I have my daughter and it's like my cave drawing. Because it's how I like chiseled on the wall that I was here. And that's how I also can give back to other people so that they can show it's like, I was here. So, it's my gift and it's also what feels right. 

I love photographing kids because, when they see themselves displayed around their homes, they grow up feeling different about themselves. At least, I feel that way and I know that my daughter, I think she has a healthy sense of vanity because she's always seen herself either, you know, I take a lot of photos of her and I also display photos of her around the house growing up. So, she feels like, Oh, I'm seen. 

Here she is, she's about to go on to the next part of her life. She decided a few years ago that - not a few years ago, a year ago - she's like, I'm not ready. I don't know what I want to study. This isn't the right time. I don't want to go into debt. You're my only parent. We can't do this. 

So, you know I've met with resistance. Like I had a friend who was just, she was like, We'll help you fill out the application. Have you filled out the this and this? 

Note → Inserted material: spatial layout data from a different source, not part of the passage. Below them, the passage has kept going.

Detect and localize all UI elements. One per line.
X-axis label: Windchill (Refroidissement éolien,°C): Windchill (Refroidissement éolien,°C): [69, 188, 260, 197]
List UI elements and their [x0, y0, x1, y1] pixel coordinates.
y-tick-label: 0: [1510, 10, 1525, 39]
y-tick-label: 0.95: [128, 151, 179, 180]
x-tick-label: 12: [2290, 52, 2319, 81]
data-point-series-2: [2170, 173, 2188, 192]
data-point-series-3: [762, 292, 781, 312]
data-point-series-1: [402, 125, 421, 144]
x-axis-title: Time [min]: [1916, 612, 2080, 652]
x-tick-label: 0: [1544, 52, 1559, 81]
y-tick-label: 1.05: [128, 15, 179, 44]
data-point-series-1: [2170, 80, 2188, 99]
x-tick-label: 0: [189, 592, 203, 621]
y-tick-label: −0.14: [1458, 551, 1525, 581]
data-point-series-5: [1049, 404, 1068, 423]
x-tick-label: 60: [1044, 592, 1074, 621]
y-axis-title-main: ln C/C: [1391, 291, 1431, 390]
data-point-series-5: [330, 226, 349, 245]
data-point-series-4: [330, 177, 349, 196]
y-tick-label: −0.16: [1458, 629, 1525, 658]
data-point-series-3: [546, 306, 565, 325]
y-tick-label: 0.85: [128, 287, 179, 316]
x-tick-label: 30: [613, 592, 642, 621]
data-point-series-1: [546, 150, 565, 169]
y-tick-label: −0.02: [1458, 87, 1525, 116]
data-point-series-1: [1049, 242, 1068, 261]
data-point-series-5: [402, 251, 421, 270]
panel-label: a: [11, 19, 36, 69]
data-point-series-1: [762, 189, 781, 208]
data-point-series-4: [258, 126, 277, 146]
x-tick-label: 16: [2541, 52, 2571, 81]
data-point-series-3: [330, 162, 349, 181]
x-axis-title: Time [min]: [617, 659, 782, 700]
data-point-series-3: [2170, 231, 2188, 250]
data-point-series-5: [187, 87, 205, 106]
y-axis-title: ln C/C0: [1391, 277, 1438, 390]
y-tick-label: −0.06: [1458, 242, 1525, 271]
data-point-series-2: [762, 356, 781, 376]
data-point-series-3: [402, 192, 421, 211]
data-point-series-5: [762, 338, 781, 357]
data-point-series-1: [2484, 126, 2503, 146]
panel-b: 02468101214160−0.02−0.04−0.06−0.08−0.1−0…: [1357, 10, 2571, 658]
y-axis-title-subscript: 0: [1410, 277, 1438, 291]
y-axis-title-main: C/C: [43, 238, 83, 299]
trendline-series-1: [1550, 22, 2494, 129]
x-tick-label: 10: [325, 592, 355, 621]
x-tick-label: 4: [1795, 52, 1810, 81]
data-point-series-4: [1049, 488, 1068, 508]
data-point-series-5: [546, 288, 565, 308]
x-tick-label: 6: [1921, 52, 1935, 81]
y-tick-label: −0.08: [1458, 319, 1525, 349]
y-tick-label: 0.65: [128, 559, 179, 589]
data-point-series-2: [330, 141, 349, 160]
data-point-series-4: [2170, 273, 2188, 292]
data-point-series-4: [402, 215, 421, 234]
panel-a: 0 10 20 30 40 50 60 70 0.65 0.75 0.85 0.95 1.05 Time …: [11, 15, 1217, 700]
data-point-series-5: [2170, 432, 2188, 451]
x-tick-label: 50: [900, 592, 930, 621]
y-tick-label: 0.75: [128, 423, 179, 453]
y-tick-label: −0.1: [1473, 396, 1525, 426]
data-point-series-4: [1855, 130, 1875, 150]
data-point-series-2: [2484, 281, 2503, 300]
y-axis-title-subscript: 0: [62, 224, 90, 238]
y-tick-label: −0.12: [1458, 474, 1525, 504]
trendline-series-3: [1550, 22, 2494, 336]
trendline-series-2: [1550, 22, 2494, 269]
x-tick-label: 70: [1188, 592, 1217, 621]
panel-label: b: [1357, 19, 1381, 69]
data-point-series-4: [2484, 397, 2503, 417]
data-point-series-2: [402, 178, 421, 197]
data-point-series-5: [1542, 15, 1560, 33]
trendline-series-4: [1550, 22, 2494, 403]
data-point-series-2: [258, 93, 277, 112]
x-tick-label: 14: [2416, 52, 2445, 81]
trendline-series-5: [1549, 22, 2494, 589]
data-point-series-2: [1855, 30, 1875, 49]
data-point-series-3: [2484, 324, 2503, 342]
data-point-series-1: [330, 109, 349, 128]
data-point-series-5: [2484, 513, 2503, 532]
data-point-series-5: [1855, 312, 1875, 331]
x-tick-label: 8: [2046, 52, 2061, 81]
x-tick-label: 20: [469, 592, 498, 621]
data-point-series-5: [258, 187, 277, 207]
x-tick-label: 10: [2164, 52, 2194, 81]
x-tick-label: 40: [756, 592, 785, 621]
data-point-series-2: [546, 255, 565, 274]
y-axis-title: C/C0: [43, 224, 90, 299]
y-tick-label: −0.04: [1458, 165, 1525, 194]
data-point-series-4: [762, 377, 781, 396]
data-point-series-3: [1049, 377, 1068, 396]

And I'm thinking to myself, I'm a grown ass woman. And it was this long and almost like hour long conversation. Why is she so upset? It's because, when you live in certain populations, people have a one size fits all idea of what a future should look like.  She's 18. She's an only child. And there's not like this finish line that she has to get to by a certain time based upon somebody else's idea of what she should have and do. 

It's more like, This is our ride. You enjoy it. You try to do as best as you can. Try to do as little harm as you can. Try to make a difference as much as you can.  

But it's like. . . there is this Don Draper quote, you know. What is it? It's like, the universe is indifferent. There is no grand plan. It's like it is what it is and it's okay.